SOLID Group Inc. (SGI) listed in a public ownership report (POR) 1.822 billion outstanding common shares. As the principal stockholders, AA Commercial Inc. and AV Value Holding Corp., as of October 2, owned 583.378 million common shares, or 32.027 percent, and 500 million common shares, or 27.442 percent, respectively.
SGI’s two principal stockholders’ combined ownership of 1.083 billion common shares was equivalent to 59.440 percent
On the other hand, SGI’s nine directors owned, either directly or indirectly, 159.474 million common shares, or 8.751 percent, while four officers held 191.768 million SGI common shares, or 10.525 percent.
The percentages were based on Due Diligencer’s computations. In its own presentation, SGI rounded off the numbers to two decimal places. Computed on SGI’s outstanding 1.822 billion common shares, the publicly owned 386.923 million common shares could have been equivalent to 21.401 percent.
In its POR, Solid Group reported 1.435 billion “total non-public shares,” or 78.759 percent. This left the public with 386.923 million SGI common shares, or 21.24 percent.
Solid Group reported 2.031 billion as the “number of issued and outstanding common shares” by including 209.433 million treasury shares.
What could SGI’s controlling stockholders possibly do with their company’s treasury shares, which, at P1.44 per share, would fetch a total market value of P301.584 million?
The public stockholders have nothing to rely on for information except disclosures posted on www.edge.pse.com.ph. They wouldn’t know what’s cooking inside the boardroom.
In a quarterly financial filing, SGI reported as follows: “As of December 31, 2016, the Parent Company has issued shares of 2,030,975,000 (with P1 par value), of which, 395,960,704 shares are held by the public. There are 4,309 holders of the listed shares, which closed at P1.22 per share on December 31, 2016.”
This means in three months, SGI’s public stockholders lost 9.038 million shares as a result of the company’s reacquisition of issued common shares. As reported in a POR, the number of SGI common shares owned by the public dropped to 386,922,704 common shares as of Oct. 2 from 395,960,704 as of June 30.
Lim-owned Solid Group
Businesswoman Elena S. Lim and her family are the majority stockholders of Solid Group. While individually holding SGI common shares, they also own AA Commercial and AV Value, which they identified in a definitive information statement (DIS) as their corporate stockholders.
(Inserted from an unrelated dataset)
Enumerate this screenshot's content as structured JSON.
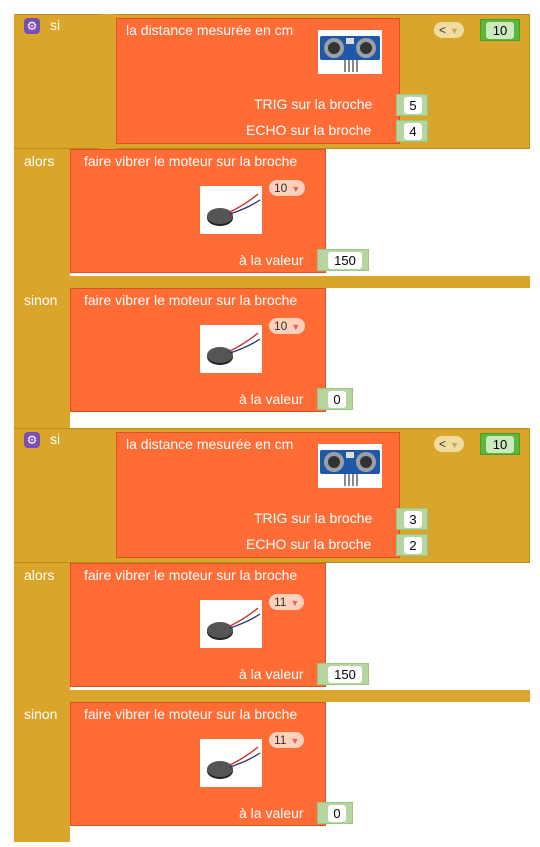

Again, Due Diligencer lifted the following from Solid Group’s DIS for the information of the public on how the Lims control the company: “Ms. Susan L. Tan, Mr. Vincent S. Lim, Mr. Jason S. Lim, and Mr. David S. Lim are the children of Ms. Elena S. Lim and Mr. Joseph Lim, all directors and executive officers of the Corporation.
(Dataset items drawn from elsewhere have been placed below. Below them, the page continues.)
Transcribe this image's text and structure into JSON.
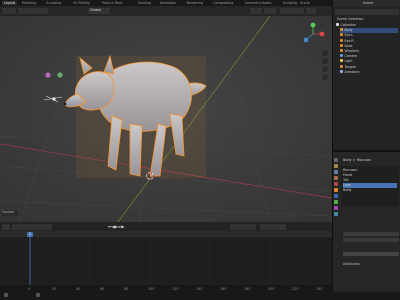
{
  "workspace_tabs": [
    "Layout",
    "Modeling",
    "Sculpting",
    "UV Editing",
    "Texture Paint",
    "Shading",
    "Animation",
    "Rendering",
    "Compositing",
    "Geometry Nodes",
    "Scripting"
  ],
  "active_tab_index": 0,
  "scene_label": "Scene",
  "viewport": {
    "orientation": "Global",
    "overlay_text": "(1) Collection | Raccoon",
    "footer_text": "Toolbar"
  },
  "timeline": {
    "current_frame": "1",
    "frame_marks": [
      "0",
      "20",
      "40",
      "60",
      "80",
      "100",
      "120",
      "140",
      "160",
      "180",
      "200",
      "220",
      "240"
    ]
  },
  "outliner": {
    "title": "Scene Collection",
    "items": [
      {
        "label": "Collection",
        "indent": 0,
        "icon": "collection-icon",
        "selected": false
      },
      {
        "label": "Body",
        "indent": 1,
        "icon": "mesh-icon",
        "selected": true
      },
      {
        "label": "Eye.L",
        "indent": 1,
        "icon": "mesh-icon",
        "selected": false
      },
      {
        "label": "Eye.R",
        "indent": 1,
        "icon": "mesh-icon",
        "selected": false
      },
      {
        "label": "Nose",
        "indent": 1,
        "icon": "mesh-icon",
        "selected": false
      },
      {
        "label": "Whiskers",
        "indent": 1,
        "icon": "mesh-icon",
        "selected": false
      },
      {
        "label": "Camera",
        "indent": 1,
        "icon": "camera-icon",
        "selected": false
      },
      {
        "label": "Light",
        "indent": 1,
        "icon": "light-icon",
        "selected": false
      },
      {
        "label": "Tongue",
        "indent": 1,
        "icon": "mesh-icon",
        "selected": false
      },
      {
        "label": "Armature",
        "indent": 1,
        "icon": "armature-icon",
        "selected": false
      }
    ]
  },
  "properties": {
    "breadcrumb": [
      "Body",
      "Raccoon"
    ],
    "rows": [
      "Raccoon",
      "Head",
      "Tail",
      "Legs",
      "Body"
    ],
    "selected_row_index": 3,
    "section": "Attributes"
  },
  "colors": {
    "accent": "#4772b3",
    "selection_orange": "#f5962e",
    "mesh_gray": "#b8bccb"
  }
}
“Ms. Lita Joaquin, the treasurer of the Corporation, is the niece of Ms. Elena S. Lim. Jonathan Joseph Lim is the son of David S. Lim.
“Other than the ones disclosed, there are no other family relationships known to the Company.”
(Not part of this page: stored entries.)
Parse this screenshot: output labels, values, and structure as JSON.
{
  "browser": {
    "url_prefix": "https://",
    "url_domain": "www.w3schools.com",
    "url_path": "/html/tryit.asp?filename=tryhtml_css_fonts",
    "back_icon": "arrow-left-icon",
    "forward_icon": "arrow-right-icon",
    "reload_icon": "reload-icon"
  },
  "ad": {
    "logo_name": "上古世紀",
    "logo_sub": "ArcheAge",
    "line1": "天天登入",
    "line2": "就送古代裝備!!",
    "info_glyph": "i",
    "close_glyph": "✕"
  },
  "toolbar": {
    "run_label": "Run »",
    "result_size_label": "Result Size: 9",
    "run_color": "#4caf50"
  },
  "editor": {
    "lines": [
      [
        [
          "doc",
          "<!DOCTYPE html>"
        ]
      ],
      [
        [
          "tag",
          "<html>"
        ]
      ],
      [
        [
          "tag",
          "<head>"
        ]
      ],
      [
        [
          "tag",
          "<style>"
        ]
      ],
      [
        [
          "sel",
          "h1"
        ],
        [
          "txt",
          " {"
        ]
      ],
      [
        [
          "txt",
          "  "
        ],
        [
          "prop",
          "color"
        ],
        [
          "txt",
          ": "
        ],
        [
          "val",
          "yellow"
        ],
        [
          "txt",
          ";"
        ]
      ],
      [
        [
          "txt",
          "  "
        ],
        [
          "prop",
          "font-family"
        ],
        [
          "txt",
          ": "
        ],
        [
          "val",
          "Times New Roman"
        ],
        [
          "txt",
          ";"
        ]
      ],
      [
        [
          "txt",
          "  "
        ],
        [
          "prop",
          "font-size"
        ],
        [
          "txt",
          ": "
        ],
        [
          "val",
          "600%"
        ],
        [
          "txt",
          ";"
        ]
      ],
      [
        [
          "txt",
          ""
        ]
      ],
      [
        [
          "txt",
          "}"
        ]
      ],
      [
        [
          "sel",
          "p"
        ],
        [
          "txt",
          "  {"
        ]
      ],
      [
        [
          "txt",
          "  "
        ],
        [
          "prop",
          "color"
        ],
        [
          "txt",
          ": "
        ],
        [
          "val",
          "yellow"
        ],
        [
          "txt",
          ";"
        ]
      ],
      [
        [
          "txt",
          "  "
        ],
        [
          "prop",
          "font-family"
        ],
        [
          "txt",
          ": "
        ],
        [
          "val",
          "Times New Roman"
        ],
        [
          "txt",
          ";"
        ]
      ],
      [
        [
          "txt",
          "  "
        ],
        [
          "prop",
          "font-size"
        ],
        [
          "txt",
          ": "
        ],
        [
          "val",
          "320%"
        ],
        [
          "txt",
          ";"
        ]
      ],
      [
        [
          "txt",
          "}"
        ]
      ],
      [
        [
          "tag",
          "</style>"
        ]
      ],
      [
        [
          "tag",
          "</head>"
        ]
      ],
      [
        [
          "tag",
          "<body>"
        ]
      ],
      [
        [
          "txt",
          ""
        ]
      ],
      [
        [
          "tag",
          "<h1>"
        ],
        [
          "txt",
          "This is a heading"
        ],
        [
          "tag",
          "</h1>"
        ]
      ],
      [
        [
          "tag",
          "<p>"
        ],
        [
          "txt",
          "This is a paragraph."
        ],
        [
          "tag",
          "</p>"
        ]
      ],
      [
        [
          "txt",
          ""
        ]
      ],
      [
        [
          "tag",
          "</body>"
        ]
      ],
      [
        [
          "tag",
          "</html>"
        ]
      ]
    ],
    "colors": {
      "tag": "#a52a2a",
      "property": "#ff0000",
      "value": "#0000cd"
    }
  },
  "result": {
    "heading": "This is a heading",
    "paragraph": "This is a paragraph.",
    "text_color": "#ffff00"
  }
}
As the owners, the Lims are also among SGI’s highest paid executives. As a group, Jason S., chairman; Susan S., director, president and chief executive officer; David S., director and senior vice president; Vincent S., director, senior VP and chief financial officer; and Lita Joaquin, vice president and treasurer, were paid P16.85 million in salaries, P2.965 million in bonuses and P1.354 million in other annual compensation.
This year, Jason S. and four other SGI executives will get an estimated P20 million in salaries, P3.5 million in bonuses, and P1.5 million in other annual pays and perks.
Due Diligencer’s take
When a listed company buys back its own listed common shares, should the public investors do likewise?
Due Diligencer had suggested to “follow the leader” since listed companies are known not to retire but to speculate on treasury shares. When the time is ripe, they reissue them either to the public or to their allies.
Whatever happened to the public stockholders’ pre-emptive rights?
It is up to the public to assess the “damage” wrought on them by a listed company’s stock buyback. Is the intention of the insiders to make money? Why not retire the treasury shares that had been bought back from the public?
As of its latest POR filing, SGI reported 209.433 million treasury shares which, it said, cost the company P115,614,380. This translates to an average reacquisition price of 55.204 centavos per share, against the stock’s closing price of P1.44.
The computation placed the company ahead by P185.969 million (209.433 million x P1.44 = P301.584 million minus P115.614 million = P185.969 million).
How long would the public stockholders of any of the 300 or so other listed companies have to wait by investing in SGI common shares?